Plowman's trial was set to begin on Monday until it was delayed because of the unavailability of a key government witness, an FBI agent, due to an unexpected illness of a family member. Cochrum's testimony supposedly relates to a request Plowman had made of Cochrum to support a zoning variance for a business that would be located in Cochrum's district. A press release from the Justice Department last September following Plowman's indictment read:
The indictment, returned by a federal grand jury in the Southern District of Indiana, alleges that between Aug. 11, 2009, and Dec. 22, 2009, while a member of the City-County Council, Plowman solicited an undercover FBI agent to pay $5,000 in cash and to make a $1,000 campaign contribution for Plowman’s benefit. In exchange for the payments, Plowman allegedly would use his official actions and influence to facilitate the opening of a strip club in Indianapolis. According to the indictment, Plowman was a member of the Metropolitan Development Committee of the City-County Council. He was also a major with the Indianapolis Metropolitan Police Department.Court filings show that the court granted the government's motion for an order in limine to offer evidence of a consensual recording of a conversation with Plowman, an undercover FBI agent and a cooperating individual, as well instructions of the potential penalties against Plowman in the event of an indictment. Plowman intends to offer evidence of government misconduct, and the court granted the government's motion to limit testimony in that regard. Several sealed motions made by the government were taken under advisement by the court. Advance Indiana has learned that the government also intends to call other individuals who served on the Board of Zoning Appeals during the period in question. One BZA member, Brad Klopfenstein, has publicly acknowledged Plowman discussed a potential case with him. Klopfenstein also served as Plowman's campaign manager. It is uncertain when a new trial date will be scheduled.

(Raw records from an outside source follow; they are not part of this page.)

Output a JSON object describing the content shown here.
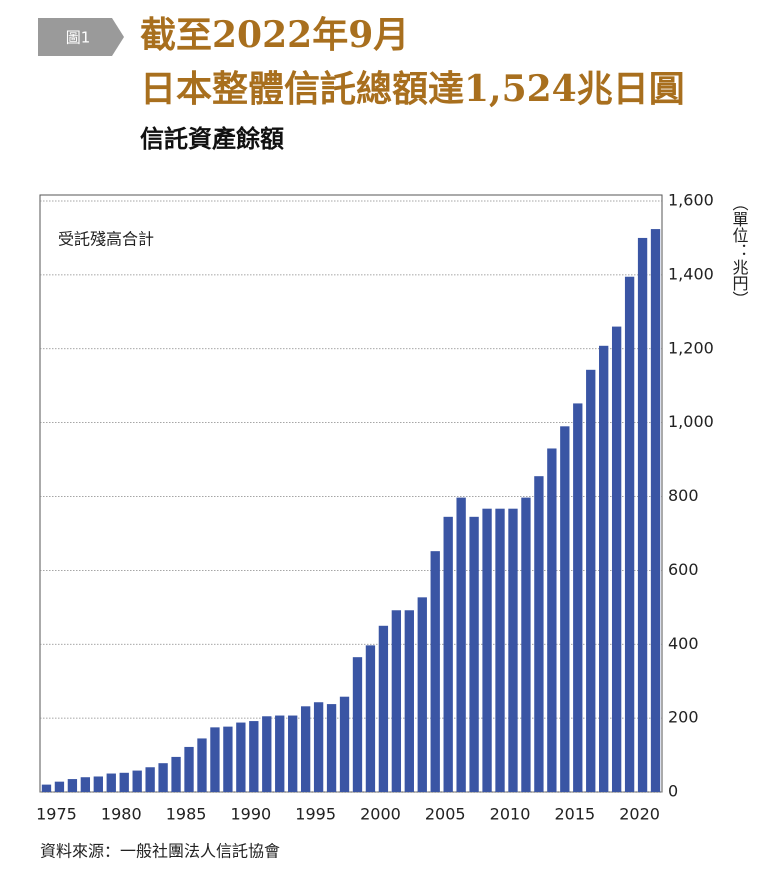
{
  "chart_data": {
    "type": "bar",
    "badge": "圖1",
    "title": [
      "截至2022年9月",
      "日本整體信託總額達1,524兆日圓"
    ],
    "subtitle": "信託資產餘額",
    "annotation": "受託殘高合計",
    "unit": "（單位：兆円）",
    "source": "資料來源：一般社團法人信託協會",
    "categories": [
      "1975",
      null,
      null,
      null,
      null,
      "1980",
      null,
      null,
      null,
      null,
      "1985",
      null,
      null,
      null,
      null,
      "1990",
      null,
      null,
      null,
      null,
      "1995",
      null,
      null,
      null,
      null,
      "2000",
      null,
      null,
      null,
      null,
      "2005",
      null,
      null,
      null,
      null,
      "2010",
      null,
      null,
      null,
      null,
      "2015",
      null,
      null,
      null,
      null,
      "2020",
      null,
      null
    ],
    "values": [
      20,
      28,
      35,
      40,
      42,
      50,
      52,
      58,
      67,
      78,
      95,
      122,
      145,
      175,
      177,
      188,
      192,
      205,
      207,
      207,
      232,
      243,
      238,
      258,
      365,
      397,
      450,
      492,
      492,
      527,
      652,
      745,
      797,
      745,
      767,
      767,
      767,
      797,
      855,
      930,
      990,
      1052,
      1143,
      1208,
      1260,
      1395,
      1500,
      1524
    ],
    "color": "#3a55a4",
    "ylim": [
      0,
      1600
    ],
    "yticks": [
      0,
      200,
      400,
      600,
      800,
      {
        "value": 1000,
        "label": "1,000"
      },
      {
        "value": 1200,
        "label": "1,200"
      },
      {
        "value": 1400,
        "label": "1,400"
      },
      {
        "value": 1600,
        "label": "1,600"
      }
    ],
    "grid": true
  }
}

Plowman faces a maximum penalty on the extortion charge of 20 years in prison and a $250,000 fine. He faces a maximum penalty on the bribery charge of 10 years in prison and a $250,000 fine. An initial hearing will be scheduled before a U.S. Magistrate Judge in the Southern District of Indiana.
An indictment is merely a charge and defendants are presumed innocent until proven guilty.
The case is being prosecuted by Senior Trial Attorney Richard C. Pilger of the Criminal Division’s Public Integrity Section and Assistant U.S. Attorney Joe H. Vaughn. The case is being investigated by the FBI.